The attorneys said John and Rose Bauer contacted Pleasanton police at least four times in the weeks leading up to the Aug. 1, 2018 incident to tell them about their son's condition and to try to have him remanded for mental health evaluation, but police responded that there was nothing they could do because he was not a danger to himself or others. Rose Bauer even accused police of being insensitive and condescending.
“The DA concludes that officers could violently detain Jacob for committing misdemeanor vandalism when he was clearly in the midst of a mental breakdown,” Walker said, criticizing the DA’s conclusions Friday.
The attorney argued that officers acted illegally by trying “to arrest a person without a warrant for committing a misdemeanor outside their presence.”
Walker also scoffed at the notion that the officers “could violently detain Jacob to assess whether he needed crisis intervention pursuant to a 5150” -- “particularly ironic” given the other recent outreach by Bauer’s parents to PPD “to try to have him committed for treatment pursuant to 5150 and the Pleasanton Police did nothing to help them.”
John and Rose Bauer also call into question the county coroner's determination of cause of death -- the county's doctor concluded the cause was acute methamphetamine toxicity.
But in a second autopsy and medical review commissioned by the Bauers, their examiner, Dr. Cyril H. Wecht, found Jacob Bauer died as a result of asphyxia during physical restraint by police, while citing as contributing factors meth intoxication, use of Taser and his obesity.
“Our independent autopsy concluded that the methamphetamine alone would not have killed Jacob without the violent acts of police officers.

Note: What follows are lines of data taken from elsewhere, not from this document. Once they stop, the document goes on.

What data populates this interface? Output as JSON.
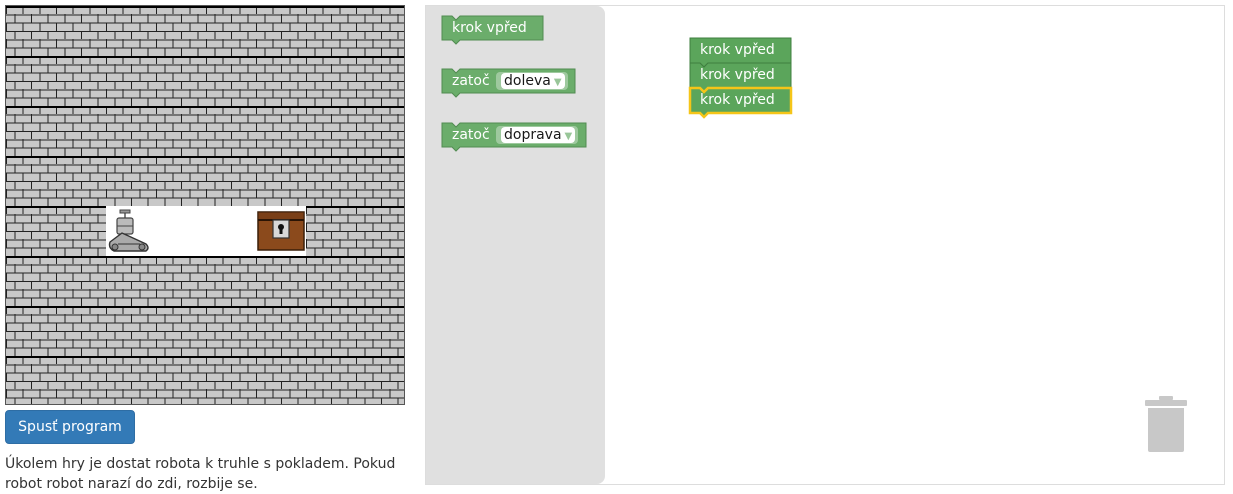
{
  "board": {
    "robot_icon": "robot-icon",
    "chest_icon": "treasure-chest-icon",
    "wall_icon": "brick-wall-icon"
  },
  "controls": {
    "run_label": "Spusť program",
    "task_text": "Úkolem hry je dostat robota k truhle s pokladem. Pokud robot robot narazí do zdi, rozbije se."
  },
  "toolbox": {
    "blocks": [
      {
        "label": "krok vpřed"
      },
      {
        "label": "zatoč",
        "option": "doleva"
      },
      {
        "label": "zatoč",
        "option": "doprava"
      }
    ]
  },
  "program": {
    "blocks": [
      {
        "label": "krok vpřed"
      },
      {
        "label": "krok vpřed"
      },
      {
        "label": "krok vpřed",
        "selected": true
      }
    ]
  },
  "colors": {
    "block_green": "#5ba55b",
    "block_border": "#3f7f3f",
    "selected_outline": "#f5c518",
    "run_button": "#337ab7",
    "toolbox_bg": "#dddddd"
  },
  "trash_icon": "trash-icon"
}
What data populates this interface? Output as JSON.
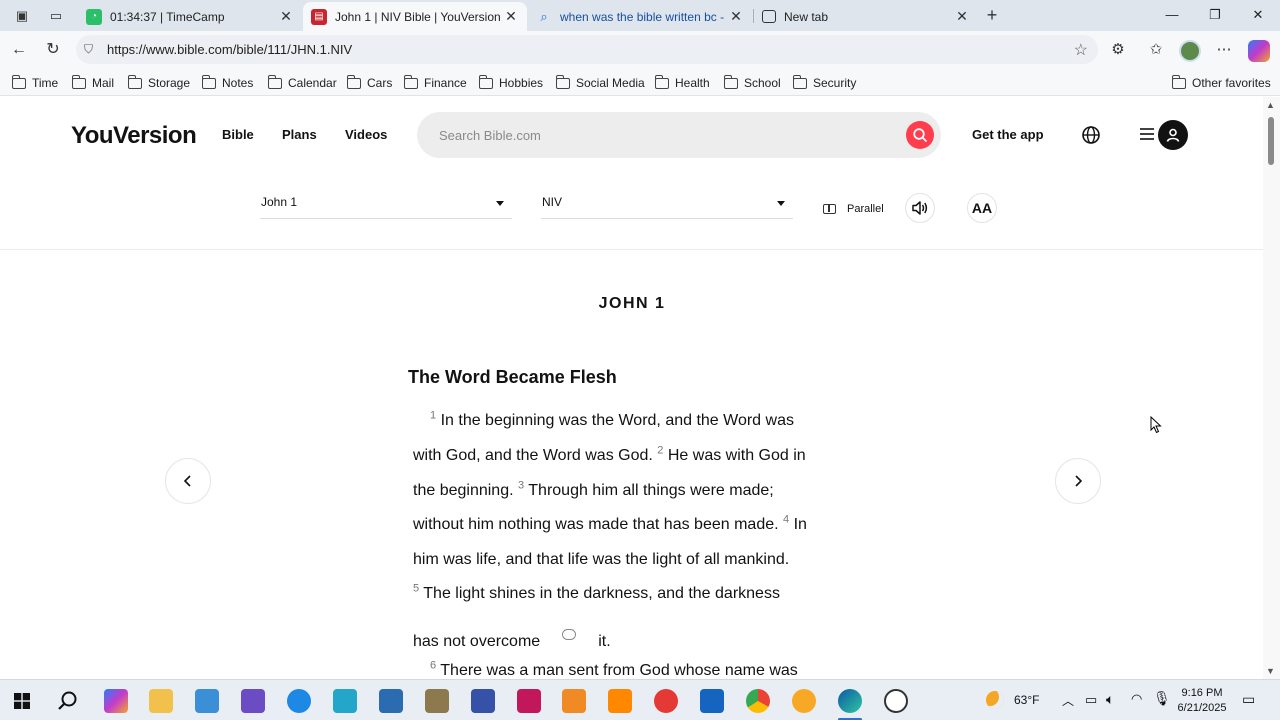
{
  "browser": {
    "tabs": [
      {
        "title": "01:34:37 | TimeCamp",
        "active": false
      },
      {
        "title": "John 1 | NIV Bible | YouVersion",
        "active": true
      },
      {
        "title": "when was the bible written bc - Se",
        "active": false
      },
      {
        "title": "New tab",
        "active": false
      }
    ],
    "url": "https://www.bible.com/bible/111/JHN.1.NIV",
    "favorites": [
      "Time",
      "Mail",
      "Storage",
      "Notes",
      "Calendar",
      "Cars",
      "Finance",
      "Hobbies",
      "Social Media",
      "Health",
      "School",
      "Security"
    ],
    "other_favorites": "Other favorites"
  },
  "site": {
    "logo": "YouVersion",
    "nav": [
      "Bible",
      "Plans",
      "Videos"
    ],
    "search_placeholder": "Search Bible.com",
    "get_app": "Get the app",
    "colors": {
      "accent": "#ff3d4d",
      "text": "#121212"
    }
  },
  "reader": {
    "book_selector": "John 1",
    "version_selector": "NIV",
    "parallel_label": "Parallel",
    "font_button": "AA",
    "chapter_title": "JOHN 1",
    "section_heading": "The Word Became Flesh",
    "lines": [
      {
        "vn": "1",
        "text": "In the beginning was the Word, and the Word was"
      },
      {
        "text": "with God, and the Word was God.",
        "vn2": "2",
        "text2": "He was with God in"
      },
      {
        "text": "the beginning.",
        "vn2": "3",
        "text2": "Through him all things were made;"
      },
      {
        "text": "without him nothing was made that has been made.",
        "vn2": "4",
        "text2": "In"
      },
      {
        "text": "him was life, and that life was the light of all mankind."
      },
      {
        "vn": "5",
        "text": "The light shines in the darkness, and the darkness"
      },
      {
        "text": "has not overcome",
        "text2": "it."
      },
      {
        "vn": "6",
        "text": "There was a man sent from God whose name was"
      }
    ]
  },
  "taskbar": {
    "weather": "63°F",
    "time": "9:16 PM",
    "date": "6/21/2025"
  }
}
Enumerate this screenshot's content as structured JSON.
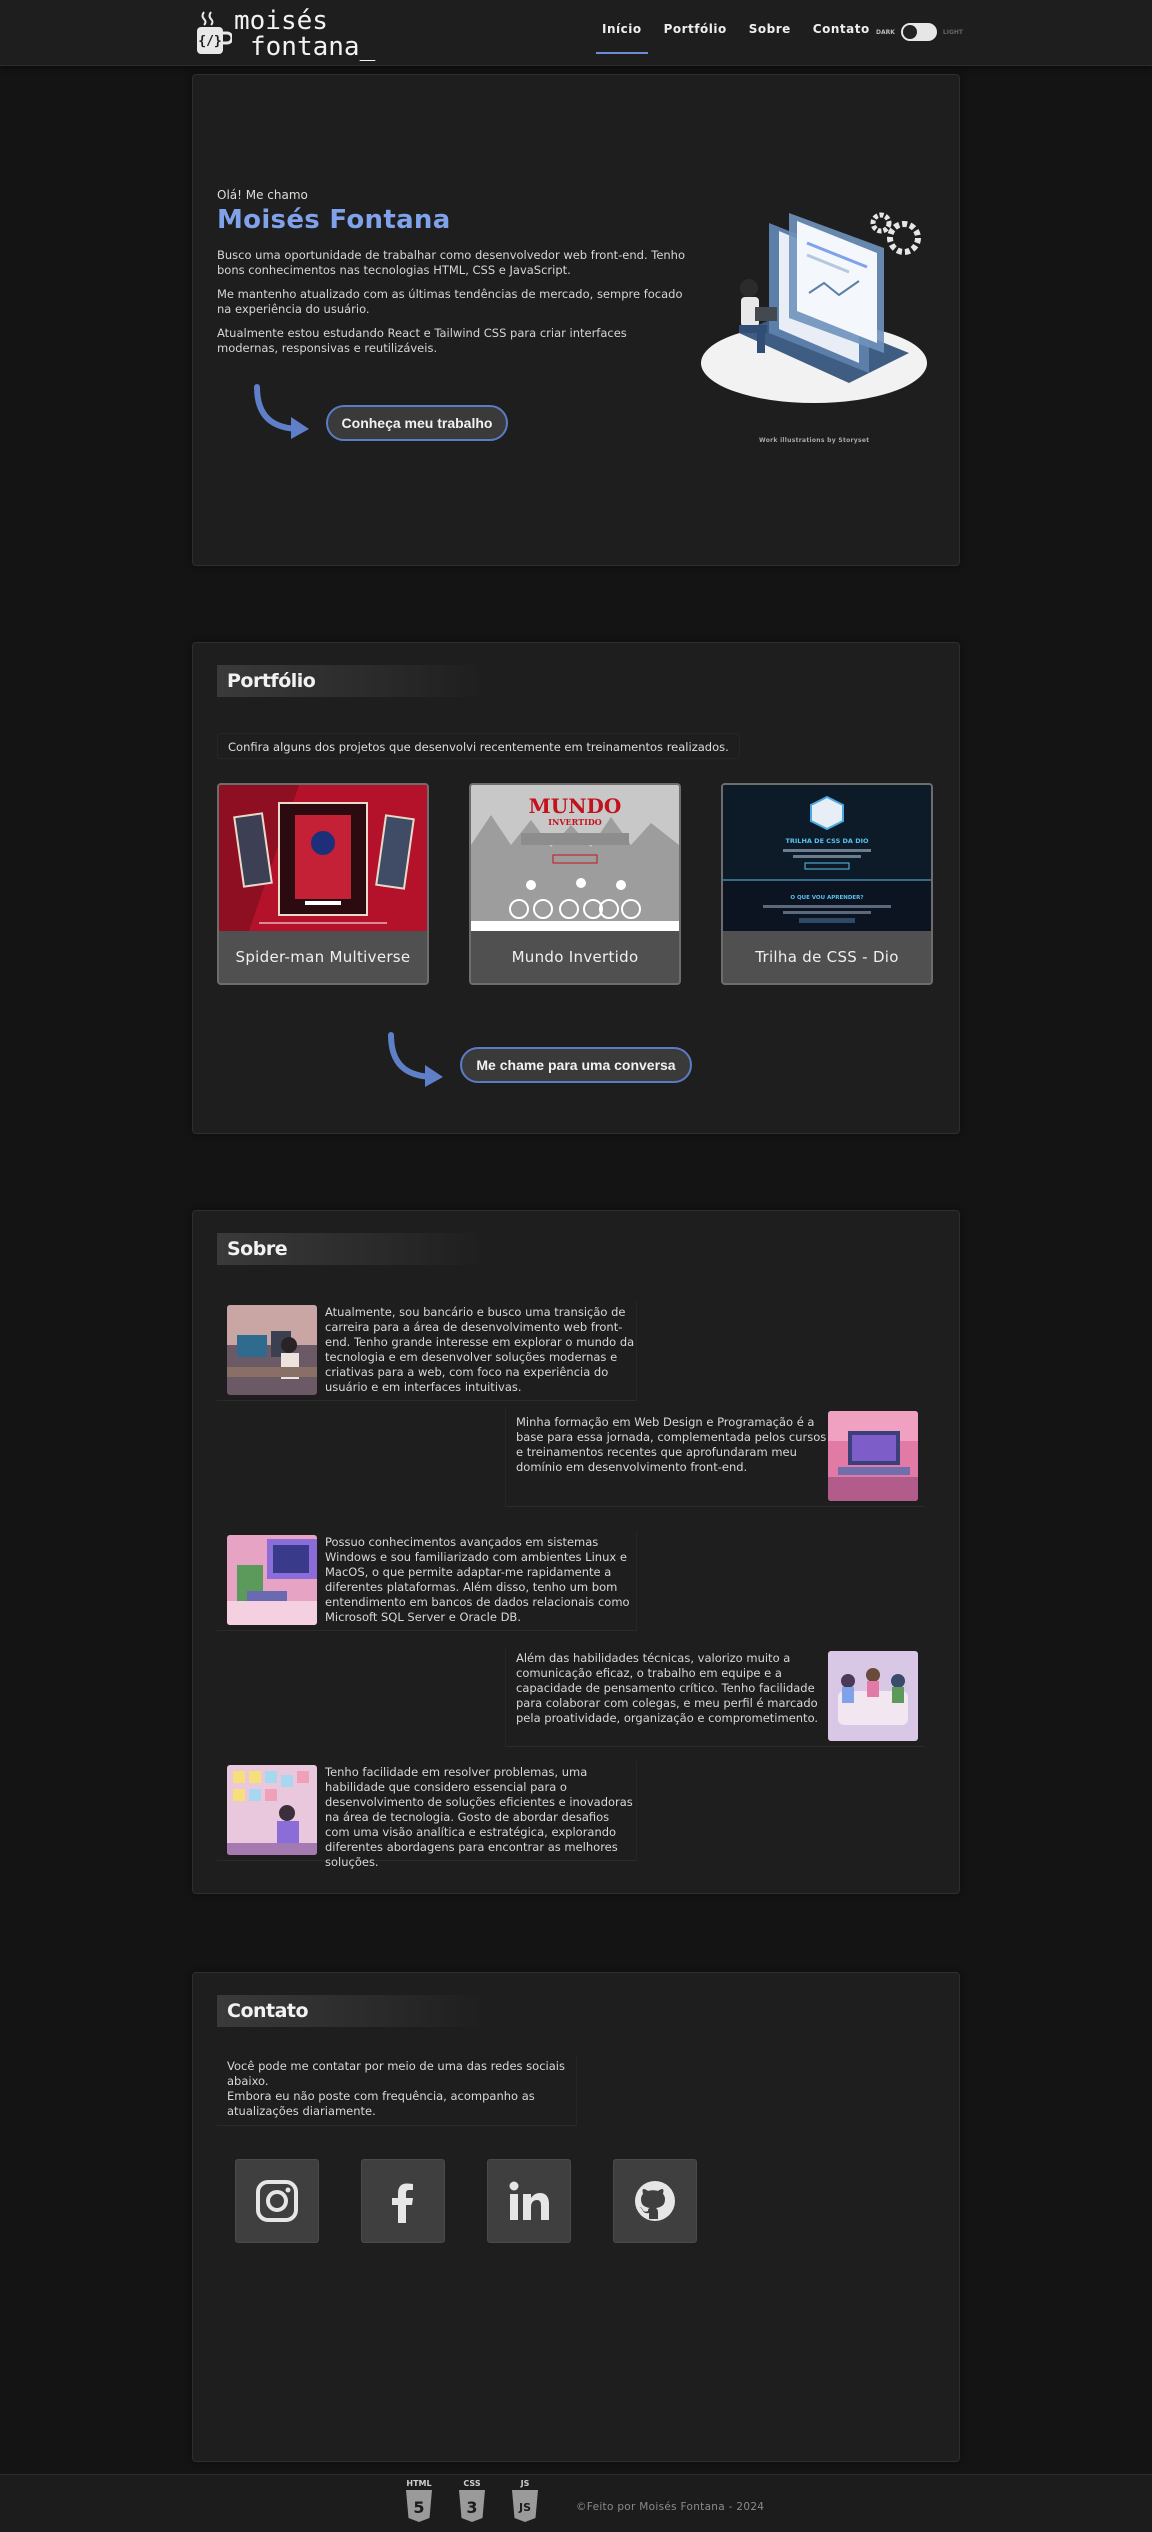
{
  "header": {
    "logo_line1": "moisés",
    "logo_line2": "fontana_",
    "nav": [
      "Início",
      "Portfólio",
      "Sobre",
      "Contato"
    ],
    "theme_dark": "DARK",
    "theme_light": "LIGHT"
  },
  "hero": {
    "greeting": "Olá! Me chamo",
    "name": "Moisés Fontana",
    "p1": "Busco uma oportunidade de trabalhar como desenvolvedor web front-end. Tenho bons conhecimentos nas tecnologias HTML, CSS e JavaScript.",
    "p2": "Me mantenho atualizado com as últimas tendências de mercado, sempre focado na experiência do usuário.",
    "p3": "Atualmente estou estudando React e Tailwind CSS para criar interfaces modernas, responsivas e reutilizáveis.",
    "cta": "Conheça meu trabalho",
    "credit": "Work illustrations by Storyset"
  },
  "portfolio": {
    "title": "Portfólio",
    "intro": "Confira alguns dos projetos que desenvolvi recentemente em treinamentos realizados.",
    "projects": [
      "Spider-man Multiverse",
      "Mundo Invertido",
      "Trilha de CSS - Dio"
    ],
    "mundo_logo1": "MUNDO",
    "mundo_logo2": "INVERTIDO",
    "dio_heading": "TRILHA DE CSS DA DIO",
    "dio_sub": "O QUE VOU APRENDER?",
    "cta": "Me chame para uma conversa"
  },
  "sobre": {
    "title": "Sobre",
    "paragraphs": [
      "Atualmente, sou bancário e busco uma transição de carreira para a área de desenvolvimento web front-end. Tenho grande interesse em explorar o mundo da tecnologia e em desenvolver soluções modernas e criativas para a web, com foco na experiência do usuário e em interfaces intuitivas.",
      "Minha formação em Web Design e Programação é a base para essa jornada, complementada pelos cursos e treinamentos recentes que aprofundaram meu domínio em desenvolvimento front-end.",
      "Possuo conhecimentos avançados em sistemas Windows e sou familiarizado com ambientes Linux e MacOS, o que permite adaptar-me rapidamente a diferentes plataformas. Além disso, tenho um bom entendimento em bancos de dados relacionais como Microsoft SQL Server e Oracle DB.",
      "Além das habilidades técnicas, valorizo muito a comunicação eficaz, o trabalho em equipe e a capacidade de pensamento crítico. Tenho facilidade para colaborar com colegas, e meu perfil é marcado pela proatividade, organização e comprometimento.",
      "Tenho facilidade em resolver problemas, uma habilidade que considero essencial para o desenvolvimento de soluções eficientes e inovadoras na área de tecnologia. Gosto de abordar desafios com uma visão analítica e estratégica, explorando diferentes abordagens para encontrar as melhores soluções."
    ]
  },
  "contato": {
    "title": "Contato",
    "line1": "Você pode me contatar por meio de uma das redes sociais abaixo.",
    "line2": "Embora eu não poste com frequência, acompanho as atualizações diariamente."
  },
  "footer": {
    "tech": [
      "HTML",
      "CSS",
      "JS"
    ],
    "tech_numbers": [
      "5",
      "3",
      "JS"
    ],
    "text": "©Feito por Moisés Fontana - 2024"
  },
  "colors": {
    "accent": "#7fa2ea",
    "bg": "#141414",
    "panel": "#1e1e1e"
  }
}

He died of mechanical asphyxia while being restrained in a wrap device that has caused other deaths by asphyxia,” Walker said.
“The civil case has only just begun and we only recently received the video footage from the incident,” the attorney continued:
“While it is disappointing that the DA did not hold the Pleasanton Police officers accountable, we fully intend to pursue justice on behalf of Jacob Bauer and his family and to hold them accountable in the civil case against them.”
Editor’s note: The Pleasanton Weekly has filed with the city multiple requests under the California Public Records Act for police body-camera footage and other documentation related to Bauer’s death, to no avail.